The International Atomic Energy Agency has released a report praising Libya for its cooperation in reporting on its discontinued secret atomic-weapons program. The agency says it needs more information on the suppliers of nuclear equipment.

IAEA spokeswoman Melissa Fleming says the seven-page report was prepared by the head of the IAEA, Mohamed ElBaradei, in advance of a 35-member board meeting in Vienna next month.

"He has been working intensively with officials associated with the nuclear weapons program, to primarily determine the origins of its nuclear weapon program, which was based, which was all imported from abroad, from the nuclear black market," she said.

Tripoli kept its nuclear weapons program secret from the world for years, but late last year, declared it would abandon its ambitions and open facilities to international inspectors.

Centrifuge parts and enrichment processing equipment were removed from Libya and taken to the United States, where the IAEA is making a full inventory.

The IAEA investigations are probing the global black market network headed by top Pakistani scientist Abdul Quadeer Khan.

The IAEA says several countries are co-operating with the agency, but progress is slow. It wants Libya to provide additional documents on nuclear material imported, and says it needs information on the supplier of weapons design.

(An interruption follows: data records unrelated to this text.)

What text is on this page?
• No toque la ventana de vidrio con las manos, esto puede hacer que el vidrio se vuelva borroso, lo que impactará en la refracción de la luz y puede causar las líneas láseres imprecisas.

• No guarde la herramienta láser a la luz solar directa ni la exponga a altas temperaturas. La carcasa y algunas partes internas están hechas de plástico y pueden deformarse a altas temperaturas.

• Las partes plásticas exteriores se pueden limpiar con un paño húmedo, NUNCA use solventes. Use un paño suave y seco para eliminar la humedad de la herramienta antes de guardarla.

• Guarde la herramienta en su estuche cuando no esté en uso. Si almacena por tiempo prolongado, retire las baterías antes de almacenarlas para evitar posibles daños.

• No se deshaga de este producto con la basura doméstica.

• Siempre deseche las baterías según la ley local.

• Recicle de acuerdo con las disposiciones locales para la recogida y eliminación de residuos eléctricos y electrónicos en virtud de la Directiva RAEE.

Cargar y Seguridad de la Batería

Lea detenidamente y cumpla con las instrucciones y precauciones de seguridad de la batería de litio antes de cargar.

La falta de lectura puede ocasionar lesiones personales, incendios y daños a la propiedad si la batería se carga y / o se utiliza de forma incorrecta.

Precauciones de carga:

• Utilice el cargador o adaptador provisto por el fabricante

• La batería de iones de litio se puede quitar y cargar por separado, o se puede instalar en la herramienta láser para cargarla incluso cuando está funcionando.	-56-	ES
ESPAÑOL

The agency generally praised Libya's co-operation with inspectors, and confirmed that much information provided is consistent. But the IAEA says results of some sampling are still being analyzed. It is investigating the sources of contamination on centrifuges, and says it needs to take independent samples in the country of origin.

The U.N. nuclear watchdog agency said in its report that centrifuge drawings from Libya show similarities with components found by inspectors in Iran.

The agency's board of governors will meet in mid-September to discuss Iran's nuclear energy activities suspected by Washington of providing a cover for a secret nuclear weapons program. Tehran has denied it has plans to develop atomic weapons.